Looking ahead to the remainder of February, we expect registrations to track a slightly softer but still healthy pace relative to early January’s surge. Three forces will shape the near‑term trajectory:

1) Freight pricing buoyancy with a lag. The recent lift in spot rates and elevated rejection indices suggest revenue conditions are improving from late‑2025 troughs. If this firmness holds into late February and early March, a modest rebound in new carrier authorities could follow with a 2–4 week lag as prospective entrants finalize insurance, equipment, and compliance steps.

2) Fuel as a differentiator. The EIA’s latest outlook implies no imminent fuel‑price shock at the national level, which should support cash‑flow planning for single‑truck startups. However, sharp regional divergence—especially on the West Coast—means margin structures will vary widely by domicile and lane mix. New entrants in California and parts of the Pacific Northwest will need to price aggressively, target backhaul quality, or tilt toward higher‑yield segments (e.g., temperature‑controlled) to offset pump‑price headwinds.

3) Seasonality and operations. The post‑Valentine’s window often transitions toward produce‑led reefer strength (South Texas and South Florida) and steady industrial flows for flatbed across the Gulf and Midwest. That mix favors states like TX and FL continuing to post elevated filings relative to smaller markets, while California’s new‑entrant cadence may remain choppy given fuel and regulatory cost pressures. Stable China–U.S. ocean rates post‑holiday should also help keep domestic network volatility manageable.

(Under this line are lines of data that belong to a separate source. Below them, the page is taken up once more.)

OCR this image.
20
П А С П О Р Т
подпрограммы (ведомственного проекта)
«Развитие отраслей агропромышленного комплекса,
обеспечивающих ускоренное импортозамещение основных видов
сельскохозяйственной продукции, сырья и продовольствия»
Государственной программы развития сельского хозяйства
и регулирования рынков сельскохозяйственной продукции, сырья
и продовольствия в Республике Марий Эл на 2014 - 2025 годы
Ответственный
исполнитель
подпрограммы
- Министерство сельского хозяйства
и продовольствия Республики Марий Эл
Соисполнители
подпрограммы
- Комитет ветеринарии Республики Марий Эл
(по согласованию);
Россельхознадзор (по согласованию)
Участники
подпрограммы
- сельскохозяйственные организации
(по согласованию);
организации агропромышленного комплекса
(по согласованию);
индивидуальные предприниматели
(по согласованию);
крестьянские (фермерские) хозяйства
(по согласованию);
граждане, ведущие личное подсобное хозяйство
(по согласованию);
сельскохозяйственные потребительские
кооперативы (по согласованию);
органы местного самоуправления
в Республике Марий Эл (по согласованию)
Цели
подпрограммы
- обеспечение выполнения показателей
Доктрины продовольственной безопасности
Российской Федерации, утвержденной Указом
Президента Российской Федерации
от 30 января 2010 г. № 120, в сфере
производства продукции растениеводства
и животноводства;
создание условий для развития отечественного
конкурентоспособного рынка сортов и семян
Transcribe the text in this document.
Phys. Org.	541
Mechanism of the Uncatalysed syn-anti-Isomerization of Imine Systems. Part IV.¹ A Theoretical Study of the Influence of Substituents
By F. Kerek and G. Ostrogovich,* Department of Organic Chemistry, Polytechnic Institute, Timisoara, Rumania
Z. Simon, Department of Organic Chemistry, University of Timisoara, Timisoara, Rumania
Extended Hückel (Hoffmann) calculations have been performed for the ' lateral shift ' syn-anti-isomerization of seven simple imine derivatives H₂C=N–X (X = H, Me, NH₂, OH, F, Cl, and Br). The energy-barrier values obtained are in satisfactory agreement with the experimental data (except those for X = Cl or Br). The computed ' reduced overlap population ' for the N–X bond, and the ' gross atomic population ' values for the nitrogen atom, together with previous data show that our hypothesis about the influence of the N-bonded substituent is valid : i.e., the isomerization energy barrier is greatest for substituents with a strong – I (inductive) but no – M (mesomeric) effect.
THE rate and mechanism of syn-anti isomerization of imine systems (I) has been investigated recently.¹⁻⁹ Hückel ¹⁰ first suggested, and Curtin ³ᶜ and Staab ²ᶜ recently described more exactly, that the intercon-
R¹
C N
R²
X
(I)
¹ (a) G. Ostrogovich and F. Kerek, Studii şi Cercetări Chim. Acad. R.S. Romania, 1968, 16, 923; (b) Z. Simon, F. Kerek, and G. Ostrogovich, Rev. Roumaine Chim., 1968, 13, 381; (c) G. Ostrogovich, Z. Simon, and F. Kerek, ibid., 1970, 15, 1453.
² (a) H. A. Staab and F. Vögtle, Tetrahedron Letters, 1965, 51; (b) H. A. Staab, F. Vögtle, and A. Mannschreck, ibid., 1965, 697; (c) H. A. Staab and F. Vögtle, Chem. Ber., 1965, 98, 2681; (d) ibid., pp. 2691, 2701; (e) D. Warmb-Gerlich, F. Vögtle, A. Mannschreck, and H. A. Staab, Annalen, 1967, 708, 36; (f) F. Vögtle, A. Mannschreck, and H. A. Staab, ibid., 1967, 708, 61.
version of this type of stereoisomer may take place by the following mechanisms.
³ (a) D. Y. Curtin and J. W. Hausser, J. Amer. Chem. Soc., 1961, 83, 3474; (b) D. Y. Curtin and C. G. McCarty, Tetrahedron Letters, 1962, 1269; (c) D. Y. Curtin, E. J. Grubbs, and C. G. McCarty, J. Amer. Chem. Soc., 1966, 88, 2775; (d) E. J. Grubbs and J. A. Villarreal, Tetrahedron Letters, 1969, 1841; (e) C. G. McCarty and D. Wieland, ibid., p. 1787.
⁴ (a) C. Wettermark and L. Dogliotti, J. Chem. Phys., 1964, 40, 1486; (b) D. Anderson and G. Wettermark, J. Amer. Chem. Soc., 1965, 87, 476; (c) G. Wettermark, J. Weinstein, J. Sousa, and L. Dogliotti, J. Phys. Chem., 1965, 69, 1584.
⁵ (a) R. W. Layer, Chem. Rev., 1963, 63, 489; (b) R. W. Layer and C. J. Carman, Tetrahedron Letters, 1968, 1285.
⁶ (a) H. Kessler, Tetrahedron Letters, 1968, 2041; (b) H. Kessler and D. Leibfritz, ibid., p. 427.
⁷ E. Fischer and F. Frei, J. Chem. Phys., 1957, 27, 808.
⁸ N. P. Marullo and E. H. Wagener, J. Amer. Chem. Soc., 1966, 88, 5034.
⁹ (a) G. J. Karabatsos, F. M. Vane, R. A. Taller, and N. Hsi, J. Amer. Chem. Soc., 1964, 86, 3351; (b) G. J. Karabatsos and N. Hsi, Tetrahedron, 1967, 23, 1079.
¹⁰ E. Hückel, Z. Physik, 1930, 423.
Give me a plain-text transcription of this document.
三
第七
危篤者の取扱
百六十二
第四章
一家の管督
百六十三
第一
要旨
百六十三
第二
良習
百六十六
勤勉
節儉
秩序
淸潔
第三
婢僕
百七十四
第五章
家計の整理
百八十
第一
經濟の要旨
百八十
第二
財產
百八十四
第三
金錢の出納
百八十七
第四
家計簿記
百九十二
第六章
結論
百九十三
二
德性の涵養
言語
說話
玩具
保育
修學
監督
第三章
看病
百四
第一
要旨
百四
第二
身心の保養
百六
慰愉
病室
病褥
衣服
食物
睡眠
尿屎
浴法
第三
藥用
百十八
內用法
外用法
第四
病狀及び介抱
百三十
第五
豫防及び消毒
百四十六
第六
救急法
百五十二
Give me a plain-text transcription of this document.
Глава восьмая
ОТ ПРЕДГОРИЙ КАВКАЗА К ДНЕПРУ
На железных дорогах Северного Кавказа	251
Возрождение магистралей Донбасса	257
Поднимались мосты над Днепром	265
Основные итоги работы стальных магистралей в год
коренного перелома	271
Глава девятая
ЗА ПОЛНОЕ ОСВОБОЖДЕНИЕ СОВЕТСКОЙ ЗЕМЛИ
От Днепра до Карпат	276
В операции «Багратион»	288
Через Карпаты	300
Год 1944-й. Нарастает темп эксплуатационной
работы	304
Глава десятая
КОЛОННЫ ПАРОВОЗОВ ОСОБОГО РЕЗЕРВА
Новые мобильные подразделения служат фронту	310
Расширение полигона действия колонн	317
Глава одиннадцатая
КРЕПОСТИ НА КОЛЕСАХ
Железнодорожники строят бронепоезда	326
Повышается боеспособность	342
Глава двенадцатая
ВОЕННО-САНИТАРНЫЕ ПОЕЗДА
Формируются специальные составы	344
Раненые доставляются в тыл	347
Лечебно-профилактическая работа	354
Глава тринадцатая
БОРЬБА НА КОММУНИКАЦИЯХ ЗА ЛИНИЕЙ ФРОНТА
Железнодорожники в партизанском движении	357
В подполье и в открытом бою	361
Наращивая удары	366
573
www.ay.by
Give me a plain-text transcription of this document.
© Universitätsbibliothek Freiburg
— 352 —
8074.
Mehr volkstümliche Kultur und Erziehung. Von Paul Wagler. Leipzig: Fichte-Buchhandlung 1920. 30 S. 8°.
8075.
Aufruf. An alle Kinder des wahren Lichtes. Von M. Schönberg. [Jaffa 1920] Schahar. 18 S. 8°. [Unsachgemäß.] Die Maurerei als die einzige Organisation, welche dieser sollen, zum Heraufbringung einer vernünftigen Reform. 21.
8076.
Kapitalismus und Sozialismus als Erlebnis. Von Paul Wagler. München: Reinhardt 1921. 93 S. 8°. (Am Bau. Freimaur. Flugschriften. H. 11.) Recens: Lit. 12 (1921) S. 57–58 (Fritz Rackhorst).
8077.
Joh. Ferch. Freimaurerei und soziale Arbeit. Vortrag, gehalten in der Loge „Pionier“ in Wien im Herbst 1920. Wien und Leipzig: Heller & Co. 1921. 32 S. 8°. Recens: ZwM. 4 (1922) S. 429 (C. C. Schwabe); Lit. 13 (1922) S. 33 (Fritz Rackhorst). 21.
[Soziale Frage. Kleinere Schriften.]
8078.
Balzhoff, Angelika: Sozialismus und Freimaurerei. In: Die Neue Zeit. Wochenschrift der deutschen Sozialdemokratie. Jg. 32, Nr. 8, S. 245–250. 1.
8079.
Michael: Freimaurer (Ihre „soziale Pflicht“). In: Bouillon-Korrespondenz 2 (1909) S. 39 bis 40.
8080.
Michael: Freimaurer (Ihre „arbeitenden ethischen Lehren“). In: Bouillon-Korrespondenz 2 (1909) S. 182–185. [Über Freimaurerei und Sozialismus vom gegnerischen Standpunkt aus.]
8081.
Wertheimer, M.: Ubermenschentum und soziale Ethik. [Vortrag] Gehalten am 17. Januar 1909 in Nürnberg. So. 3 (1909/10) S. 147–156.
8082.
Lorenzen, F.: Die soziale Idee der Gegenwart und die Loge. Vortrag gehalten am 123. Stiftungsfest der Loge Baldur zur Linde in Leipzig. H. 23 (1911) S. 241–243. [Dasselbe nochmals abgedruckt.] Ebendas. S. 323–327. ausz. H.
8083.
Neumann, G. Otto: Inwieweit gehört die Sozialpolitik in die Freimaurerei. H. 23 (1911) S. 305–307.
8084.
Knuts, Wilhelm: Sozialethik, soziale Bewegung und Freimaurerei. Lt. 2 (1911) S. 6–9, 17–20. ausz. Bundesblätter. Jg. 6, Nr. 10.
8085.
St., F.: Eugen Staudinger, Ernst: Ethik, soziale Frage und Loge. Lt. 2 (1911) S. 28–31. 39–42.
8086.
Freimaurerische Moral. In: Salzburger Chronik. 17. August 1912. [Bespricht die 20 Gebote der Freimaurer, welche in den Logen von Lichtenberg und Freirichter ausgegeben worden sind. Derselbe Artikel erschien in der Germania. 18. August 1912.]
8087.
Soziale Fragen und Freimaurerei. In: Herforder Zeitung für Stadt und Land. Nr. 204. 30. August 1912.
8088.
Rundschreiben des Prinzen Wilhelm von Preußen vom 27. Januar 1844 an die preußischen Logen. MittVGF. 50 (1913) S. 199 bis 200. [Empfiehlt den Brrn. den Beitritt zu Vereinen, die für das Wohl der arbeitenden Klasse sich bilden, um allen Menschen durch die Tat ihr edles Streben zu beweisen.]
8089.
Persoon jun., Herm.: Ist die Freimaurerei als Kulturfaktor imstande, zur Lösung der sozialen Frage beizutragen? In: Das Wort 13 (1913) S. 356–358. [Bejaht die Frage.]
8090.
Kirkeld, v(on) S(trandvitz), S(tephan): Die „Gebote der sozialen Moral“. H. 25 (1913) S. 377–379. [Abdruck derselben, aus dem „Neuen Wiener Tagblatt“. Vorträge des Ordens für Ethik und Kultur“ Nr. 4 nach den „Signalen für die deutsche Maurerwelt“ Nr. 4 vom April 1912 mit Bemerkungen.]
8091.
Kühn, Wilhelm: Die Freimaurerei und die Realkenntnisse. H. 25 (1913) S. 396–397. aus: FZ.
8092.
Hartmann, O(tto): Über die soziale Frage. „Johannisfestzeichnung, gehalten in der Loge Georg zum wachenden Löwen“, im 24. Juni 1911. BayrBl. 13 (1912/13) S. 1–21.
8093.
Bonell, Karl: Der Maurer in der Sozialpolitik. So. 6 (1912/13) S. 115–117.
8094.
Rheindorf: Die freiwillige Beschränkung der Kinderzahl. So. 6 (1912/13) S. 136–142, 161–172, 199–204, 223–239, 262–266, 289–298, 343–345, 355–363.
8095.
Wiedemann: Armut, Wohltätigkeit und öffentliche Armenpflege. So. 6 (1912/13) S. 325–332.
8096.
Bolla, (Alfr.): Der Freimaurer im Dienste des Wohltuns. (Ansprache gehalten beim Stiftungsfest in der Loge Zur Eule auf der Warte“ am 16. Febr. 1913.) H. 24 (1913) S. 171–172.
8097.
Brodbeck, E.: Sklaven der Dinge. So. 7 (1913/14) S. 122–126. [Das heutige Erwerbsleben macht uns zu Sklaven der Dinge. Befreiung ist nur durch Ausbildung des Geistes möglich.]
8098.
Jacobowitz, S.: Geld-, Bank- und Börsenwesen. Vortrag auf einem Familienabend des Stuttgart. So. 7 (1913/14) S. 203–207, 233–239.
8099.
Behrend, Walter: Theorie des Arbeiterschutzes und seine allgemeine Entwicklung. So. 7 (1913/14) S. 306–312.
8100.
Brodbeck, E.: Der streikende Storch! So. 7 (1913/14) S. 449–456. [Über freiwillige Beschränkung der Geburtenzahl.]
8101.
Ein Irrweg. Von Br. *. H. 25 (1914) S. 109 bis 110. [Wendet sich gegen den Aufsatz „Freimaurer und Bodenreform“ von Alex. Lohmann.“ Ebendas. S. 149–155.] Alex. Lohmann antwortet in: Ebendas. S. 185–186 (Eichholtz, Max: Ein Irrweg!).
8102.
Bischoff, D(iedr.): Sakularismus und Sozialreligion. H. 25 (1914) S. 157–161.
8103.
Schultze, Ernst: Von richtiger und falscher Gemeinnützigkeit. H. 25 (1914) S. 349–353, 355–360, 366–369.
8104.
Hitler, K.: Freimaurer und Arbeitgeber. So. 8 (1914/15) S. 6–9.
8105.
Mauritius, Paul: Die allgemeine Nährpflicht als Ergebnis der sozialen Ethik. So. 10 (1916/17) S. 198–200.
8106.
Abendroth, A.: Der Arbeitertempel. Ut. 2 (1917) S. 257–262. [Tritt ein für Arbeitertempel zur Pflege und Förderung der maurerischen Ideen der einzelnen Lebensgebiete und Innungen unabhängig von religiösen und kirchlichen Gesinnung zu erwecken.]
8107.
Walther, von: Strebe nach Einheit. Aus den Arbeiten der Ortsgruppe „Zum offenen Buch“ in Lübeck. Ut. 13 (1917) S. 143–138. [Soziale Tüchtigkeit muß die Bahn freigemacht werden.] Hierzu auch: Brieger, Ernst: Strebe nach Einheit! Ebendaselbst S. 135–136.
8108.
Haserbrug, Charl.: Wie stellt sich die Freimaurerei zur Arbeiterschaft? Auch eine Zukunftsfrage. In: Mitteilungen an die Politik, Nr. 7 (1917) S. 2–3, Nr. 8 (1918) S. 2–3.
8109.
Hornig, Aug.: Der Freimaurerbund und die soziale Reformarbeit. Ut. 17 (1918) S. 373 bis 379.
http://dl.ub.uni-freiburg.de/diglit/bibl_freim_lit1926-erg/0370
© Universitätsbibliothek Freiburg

Bottom line: The February 9–15 dip in new USDOT registrations appears cyclical rather than structural—driven by normal intraweek filing patterns and the comedown from early‑month highs. With spot pricing firming, tender rejections elevated, and national diesel conditions manageable, the environment remains conducive to disciplined new‑entrant activity. We expect filings to stabilize near current levels in the next one to two weeks, with upside risk if spot strength persists and weather‑related imbalances continue to support yields—especially in Texas‑centric lanes and reefer‑heavy corridors.

Sources Consulted: MegaCorp Logistics (Market Pulse, week of Feb 9–15, 2026); TruckingDive (DAT weekly spot-rate tracker, Feb 12, 2026); FTR/Truckstop Weekly (Feb 9, 2026); EIA Short-Term Energy Outlook (Feb 10, 2026) and Gasoline & Diesel Fuel Update; Newsweek (AAA California fuel update, Feb 16, 2026); Freight Right (Ocean market update, week of Feb 9, 2026); National Distribution Alliance (EIA-based diesel benchmarks, Feb 9, 2026).